President Donald Trump played down suggestions that UK Prime Minister Boris Johnson should resign after he was found to have unlawfully suspended Parliament.
Asked how he responded to calls for him to go, Johnson told reporters at the UN General Assembly, “we respect the judiciary in our country,” before adding that he disagrees "profoundly" with the Supreme Court's ruling.
“That was a very nasty question,” Trump added when Johnson finished speaking. “I know him well, he’s not going anywhere,” the President said.
Trump also said Johnson’s difficulties are “pretty much what you expected” from the Brexit process, and added he will make great progress on Brexit come October and November -- to which Johnson quickly interjected, “October! October!”
The President said he had "no reaction" to the Supreme Court ruling, calling it "another day at the office for Johnson."
He then discussed his own administration's "0 for 7" start in the Supreme Court, before he got a "great streak going" with the body, suggesting the same turnaround will come for Johnson.
"We're full of respect for the justices of our Supreme Court," Johnson interrupted, prompting Trump to laugh and tap him on the shoulder. "He's being very nice to the courts," Trump said with a smile.
Jeremy Corbyn has now moved onto Labour's domestic agenda, setting out his pitch for an early election that looks more likely by the day.
"Nothing matters more than the climate emergency," he says, praising Greta Thunberg and other young activists who have been staging strikes in recent months.
"We're seeing ice caps melting, coral reefs dissolving, wildfires in the Arctic Circle and Brazil's far-right leader President Bolsonaro fiddles while the Amazon burns."
"Real security doesn't come from belligerent posturing or reckless military interventions. It comes from international cooperation and diplomacy, and addressing the root causes of the threats we all face."
He also discusses Labour's domestic policy, to applause from the hall.
"I don't think he's fit to be prime minister," Jeremy Corbyn says of Boris Johnson during his keynote conference speech.

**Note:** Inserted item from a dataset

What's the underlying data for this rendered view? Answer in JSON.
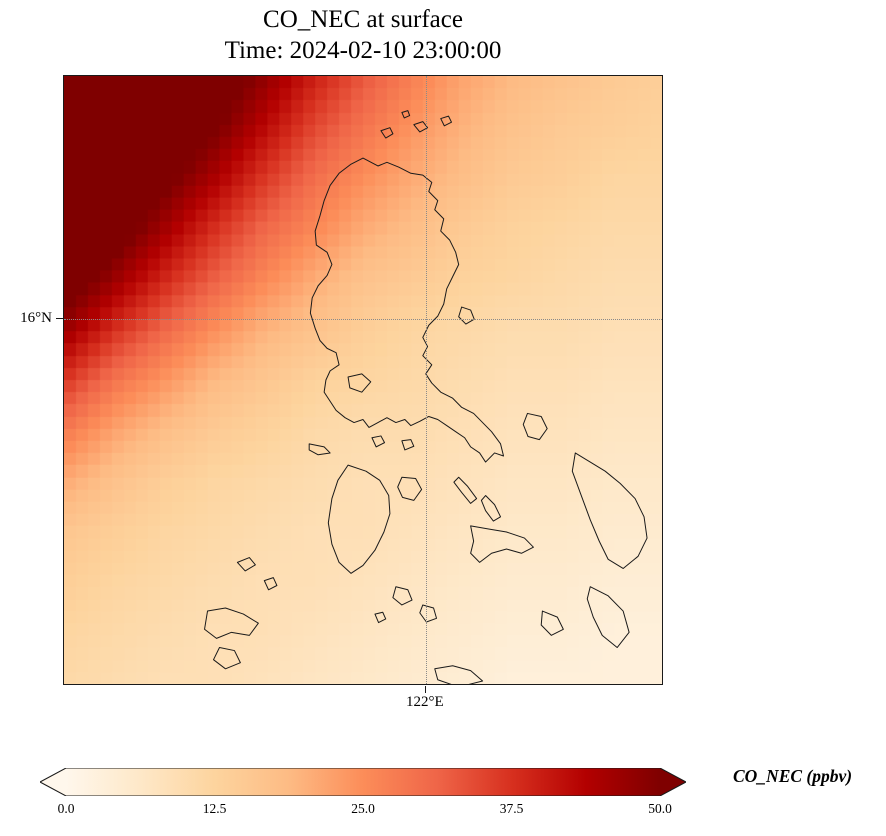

"This crisis can only be solved with a general election. That election needs to take place as soon as this government's threat of a disastrous no deal is off the table," Corbyn says, restating his party's position on a snap poll.

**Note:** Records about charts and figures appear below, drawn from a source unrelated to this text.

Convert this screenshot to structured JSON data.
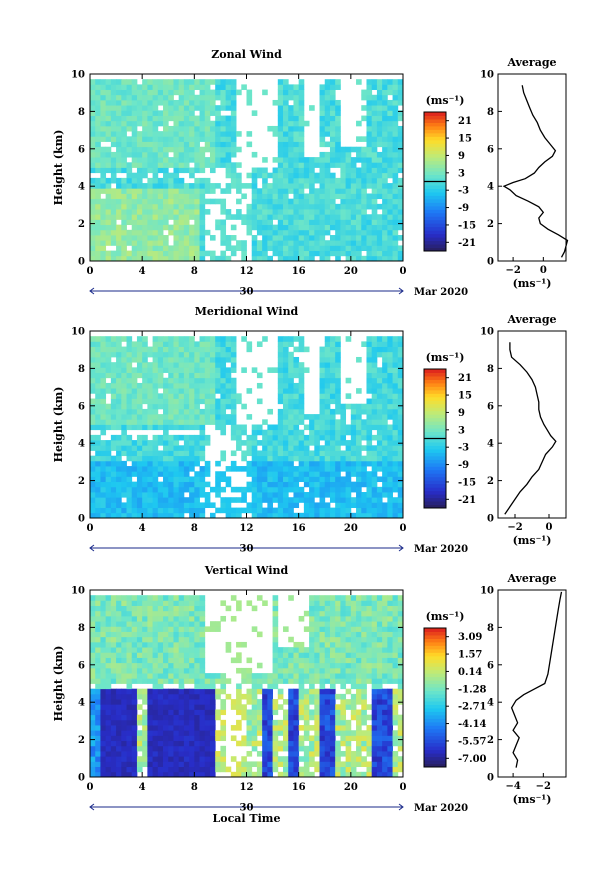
{
  "chart_data": [
    {
      "id": "zonal",
      "type": "heatmap",
      "title": "Zonal Wind",
      "ylabel": "Height (km)",
      "xlabel": "",
      "x_ticks": [
        "0",
        "4",
        "8",
        "12",
        "16",
        "20",
        "0"
      ],
      "y_ticks": [
        "0",
        "2",
        "4",
        "6",
        "8",
        "10"
      ],
      "xlim": [
        0,
        24
      ],
      "ylim": [
        0,
        10
      ],
      "date_label": "30",
      "month_label": "Mar 2020",
      "colorbar_unit": "(ms⁻¹)",
      "colorbar_ticks": [
        "21",
        "15",
        "9",
        "3",
        "-3",
        "-9",
        "-15",
        "-21"
      ],
      "colorbar_range": [
        -24,
        24
      ],
      "average": {
        "title": "Average",
        "xlabel": "(ms⁻¹)",
        "x_ticks": [
          "-2",
          "0"
        ],
        "xlim": [
          -3,
          1.5
        ],
        "y_ticks": [
          "0",
          "2",
          "4",
          "6",
          "8",
          "10"
        ],
        "profile": {
          "height": [
            0.2,
            0.5,
            0.8,
            1.1,
            1.4,
            1.7,
            2.0,
            2.3,
            2.6,
            2.9,
            3.2,
            3.5,
            3.8,
            4.0,
            4.2,
            4.4,
            4.7,
            5.0,
            5.3,
            5.6,
            5.9,
            6.2,
            6.6,
            7.0,
            7.4,
            7.8,
            8.2,
            8.6,
            9.0,
            9.4
          ],
          "value": [
            1.2,
            1.4,
            1.5,
            1.6,
            1.0,
            0.3,
            -0.2,
            -0.3,
            0.0,
            -0.3,
            -1.0,
            -1.8,
            -2.2,
            -2.6,
            -2.0,
            -1.2,
            -0.6,
            -0.3,
            0.1,
            0.6,
            0.8,
            0.5,
            0.1,
            -0.2,
            -0.4,
            -0.7,
            -0.9,
            -1.1,
            -1.3,
            -1.4
          ]
        }
      }
    },
    {
      "id": "meridional",
      "type": "heatmap",
      "title": "Meridional Wind",
      "ylabel": "Height (km)",
      "xlabel": "",
      "x_ticks": [
        "0",
        "4",
        "8",
        "12",
        "16",
        "20",
        "0"
      ],
      "y_ticks": [
        "0",
        "2",
        "4",
        "6",
        "8",
        "10"
      ],
      "xlim": [
        0,
        24
      ],
      "ylim": [
        0,
        10
      ],
      "date_label": "30",
      "month_label": "Mar 2020",
      "colorbar_unit": "(ms⁻¹)",
      "colorbar_ticks": [
        "21",
        "15",
        "9",
        "3",
        "-3",
        "-9",
        "-15",
        "-21"
      ],
      "colorbar_range": [
        -24,
        24
      ],
      "average": {
        "title": "Average",
        "xlabel": "(ms⁻¹)",
        "x_ticks": [
          "-2",
          "0"
        ],
        "xlim": [
          -3,
          1
        ],
        "y_ticks": [
          "0",
          "2",
          "4",
          "6",
          "8",
          "10"
        ],
        "profile": {
          "height": [
            0.2,
            0.6,
            1.0,
            1.4,
            1.8,
            2.2,
            2.6,
            3.0,
            3.4,
            3.8,
            4.1,
            4.4,
            4.7,
            5.0,
            5.4,
            5.8,
            6.2,
            6.6,
            7.0,
            7.4,
            7.8,
            8.2,
            8.6,
            9.0,
            9.4
          ],
          "value": [
            -2.6,
            -2.3,
            -2.0,
            -1.7,
            -1.3,
            -1.0,
            -0.6,
            -0.4,
            -0.2,
            0.2,
            0.4,
            0.1,
            -0.1,
            -0.3,
            -0.5,
            -0.6,
            -0.6,
            -0.7,
            -0.8,
            -1.0,
            -1.3,
            -1.7,
            -2.2,
            -2.3,
            -2.3
          ]
        }
      }
    },
    {
      "id": "vertical",
      "type": "heatmap",
      "title": "Vertical Wind",
      "ylabel": "Height (km)",
      "xlabel": "Local Time",
      "x_ticks": [
        "0",
        "4",
        "8",
        "12",
        "16",
        "20",
        "0"
      ],
      "y_ticks": [
        "0",
        "2",
        "4",
        "6",
        "8",
        "10"
      ],
      "xlim": [
        0,
        24
      ],
      "ylim": [
        0,
        10
      ],
      "date_label": "30",
      "month_label": "Mar 2020",
      "colorbar_unit": "(ms⁻¹)",
      "colorbar_ticks": [
        "3.09",
        "1.57",
        "0.14",
        "-1.28",
        "-2.71",
        "-4.14",
        "-5.57",
        "-7.00"
      ],
      "colorbar_range": [
        -7.7,
        3.8
      ],
      "average": {
        "title": "Average",
        "xlabel": "(ms⁻¹)",
        "x_ticks": [
          "-4",
          "-2"
        ],
        "xlim": [
          -5,
          -0.5
        ],
        "y_ticks": [
          "0",
          "2",
          "4",
          "6",
          "8",
          "10"
        ],
        "profile": {
          "height": [
            0.5,
            0.9,
            1.3,
            1.7,
            2.1,
            2.5,
            2.9,
            3.3,
            3.7,
            4.1,
            4.4,
            4.7,
            5.0,
            5.5,
            6.0,
            6.5,
            7.0,
            7.5,
            8.0,
            8.5,
            9.0,
            9.5,
            9.9
          ],
          "value": [
            -3.8,
            -3.7,
            -4.0,
            -3.8,
            -3.6,
            -4.0,
            -3.7,
            -3.9,
            -4.1,
            -3.8,
            -3.3,
            -2.6,
            -1.9,
            -1.7,
            -1.6,
            -1.5,
            -1.4,
            -1.3,
            -1.2,
            -1.1,
            -1.0,
            -0.9,
            -0.8
          ]
        }
      }
    }
  ]
}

Corbyn then warns of the effects of a no-deal Brexit, saying it would leave Britain subservient to the United States in trade talks.
Johnson wants to put Britain "at the mercy of Donald Trump," Corbyn says. "A no-deal Brexit is in reality a Trump-deal Brexit,"

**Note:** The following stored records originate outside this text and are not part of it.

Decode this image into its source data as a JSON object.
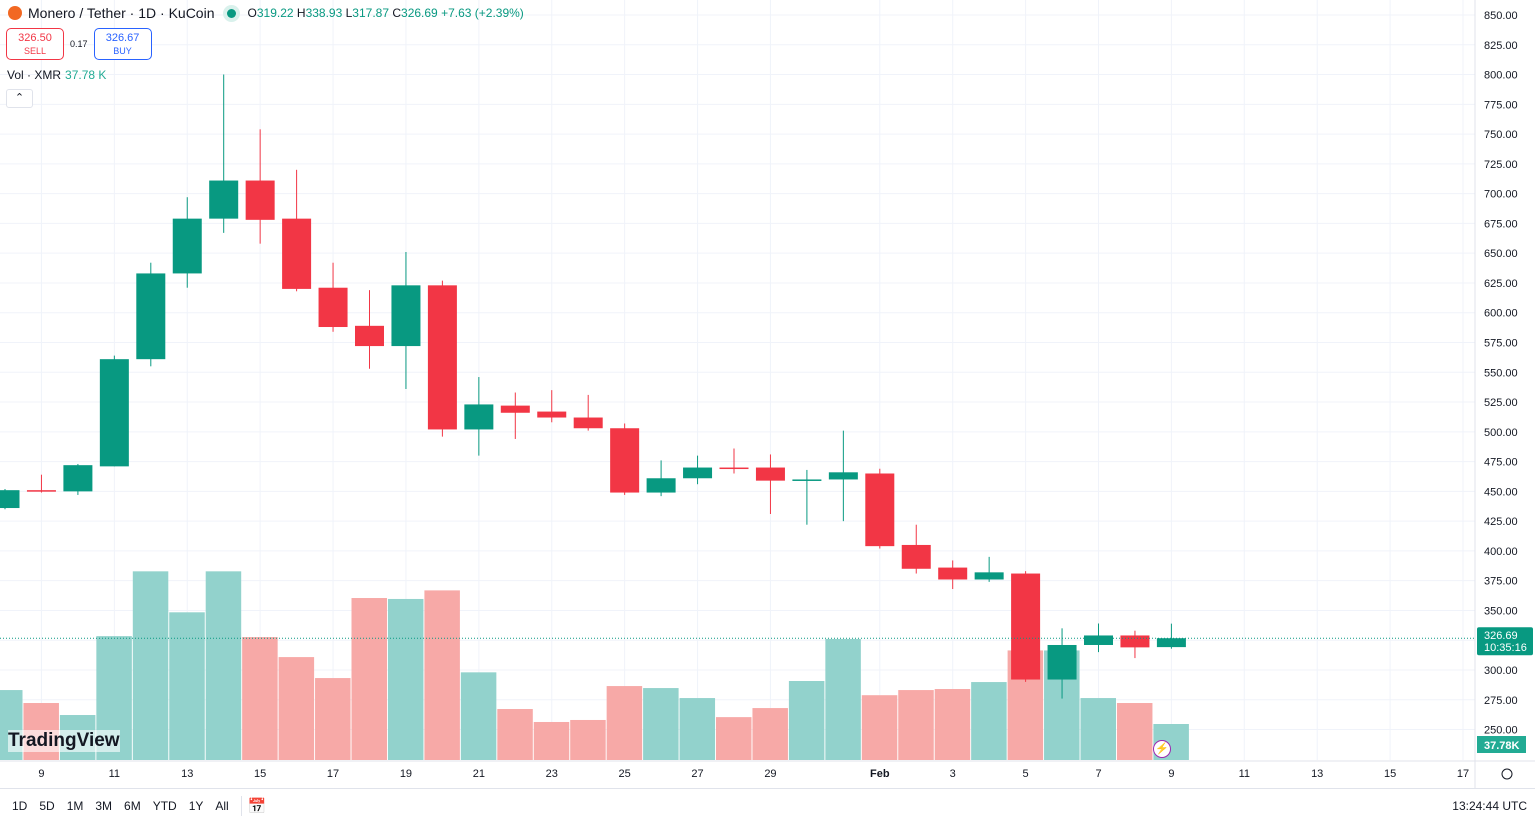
{
  "header": {
    "symbol": "Monero / Tether · 1D · KuCoin",
    "open_label": "O",
    "open": "319.22",
    "high_label": "H",
    "high": "338.93",
    "low_label": "L",
    "low": "317.87",
    "close_label": "C",
    "close": "326.69",
    "change": "+7.63 (+2.39%)"
  },
  "trade": {
    "sell_price": "326.50",
    "sell_label": "SELL",
    "spread": "0.17",
    "buy_price": "326.67",
    "buy_label": "BUY"
  },
  "volume_legend": {
    "label": "Vol · XMR",
    "value": "37.78 K"
  },
  "collapse_icon": "chevron-up-icon",
  "logo": "TradingView",
  "price_label": {
    "price": "326.69",
    "countdown": "10:35:16"
  },
  "volume_label": "37.78K",
  "bottom": {
    "ranges": [
      "1D",
      "5D",
      "1M",
      "3M",
      "6M",
      "YTD",
      "1Y",
      "All"
    ],
    "clock": "13:24:44 UTC"
  },
  "colors": {
    "up": "#089981",
    "down": "#f23645",
    "up_vol": "#92d2cc",
    "down_vol": "#f7a9a7"
  },
  "chart_data": {
    "type": "candlestick",
    "ylim": [
      250,
      850
    ],
    "price_ticks": [
      "850.00",
      "825.00",
      "800.00",
      "775.00",
      "750.00",
      "725.00",
      "700.00",
      "675.00",
      "650.00",
      "625.00",
      "600.00",
      "575.00",
      "550.00",
      "525.00",
      "500.00",
      "475.00",
      "450.00",
      "425.00",
      "400.00",
      "375.00",
      "350.00",
      "325.00",
      "300.00",
      "275.00",
      "250.00"
    ],
    "x_ticks": [
      "9",
      "11",
      "13",
      "15",
      "17",
      "19",
      "21",
      "23",
      "25",
      "27",
      "29",
      "Feb",
      "3",
      "5",
      "7",
      "9",
      "11",
      "13",
      "15",
      "17"
    ],
    "grid": true,
    "dates": [
      "Jan 8",
      "Jan 9",
      "Jan 10",
      "Jan 11",
      "Jan 12",
      "Jan 13",
      "Jan 14",
      "Jan 15",
      "Jan 16",
      "Jan 17",
      "Jan 18",
      "Jan 19",
      "Jan 20",
      "Jan 21",
      "Jan 22",
      "Jan 23",
      "Jan 24",
      "Jan 25",
      "Jan 26",
      "Jan 27",
      "Jan 28",
      "Jan 29",
      "Jan 30",
      "Jan 31",
      "Feb 1",
      "Feb 2",
      "Feb 3",
      "Feb 4",
      "Feb 5",
      "Feb 6",
      "Feb 7",
      "Feb 8",
      "Feb 9"
    ],
    "ohlc": [
      [
        436,
        452,
        435,
        451
      ],
      [
        451,
        464,
        449,
        450
      ],
      [
        450,
        473,
        447,
        472
      ],
      [
        471,
        564,
        471,
        561
      ],
      [
        561,
        642,
        555,
        633
      ],
      [
        633,
        697,
        621,
        679
      ],
      [
        679,
        800,
        667,
        711
      ],
      [
        711,
        754,
        658,
        678
      ],
      [
        679,
        720,
        618,
        620
      ],
      [
        621,
        642,
        584,
        588
      ],
      [
        589,
        619,
        553,
        572
      ],
      [
        572,
        651,
        536,
        623
      ],
      [
        623,
        627,
        496,
        502
      ],
      [
        502,
        546,
        480,
        523
      ],
      [
        522,
        533,
        494,
        516
      ],
      [
        517,
        535,
        508,
        512
      ],
      [
        512,
        531,
        501,
        503
      ],
      [
        503,
        507,
        447,
        449
      ],
      [
        449,
        476,
        446,
        461
      ],
      [
        461,
        480,
        456,
        470
      ],
      [
        470,
        486,
        465,
        469
      ],
      [
        470,
        481,
        431,
        459
      ],
      [
        459,
        468,
        422,
        460
      ],
      [
        460,
        501,
        425,
        466
      ],
      [
        465,
        469,
        402,
        404
      ],
      [
        405,
        422,
        381,
        385
      ],
      [
        386,
        392,
        368,
        376
      ],
      [
        376,
        395,
        374,
        382
      ],
      [
        381,
        383,
        290,
        292
      ],
      [
        292,
        335,
        276,
        321
      ],
      [
        321,
        339,
        315,
        329
      ],
      [
        329,
        333,
        310,
        319
      ],
      [
        319.22,
        338.93,
        317.87,
        326.69
      ]
    ],
    "volume_k": [
      73.4,
      59.8,
      47.2,
      130,
      198,
      155,
      198,
      129,
      108,
      86,
      170,
      169,
      178,
      92,
      53.5,
      39.9,
      42,
      77.6,
      75.5,
      65,
      45,
      54.5,
      82.9,
      127,
      68,
      73.4,
      74.5,
      81.8,
      115,
      115,
      65,
      59.8,
      37.78
    ]
  }
}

"That would be the opposite of taking back control," says Corbyn, adding that Trump us "delighted" to have Boris Johnson "in his back pocket."
He also nods to his own party's Brexit policy, which many observers have pointed out has been anything but unified.
Corbyn promises a second confirmatory vote, featuring two options: "credible leave alongside remain."
"That's not complicated," he says, adding that he will carry out whatever the people decide.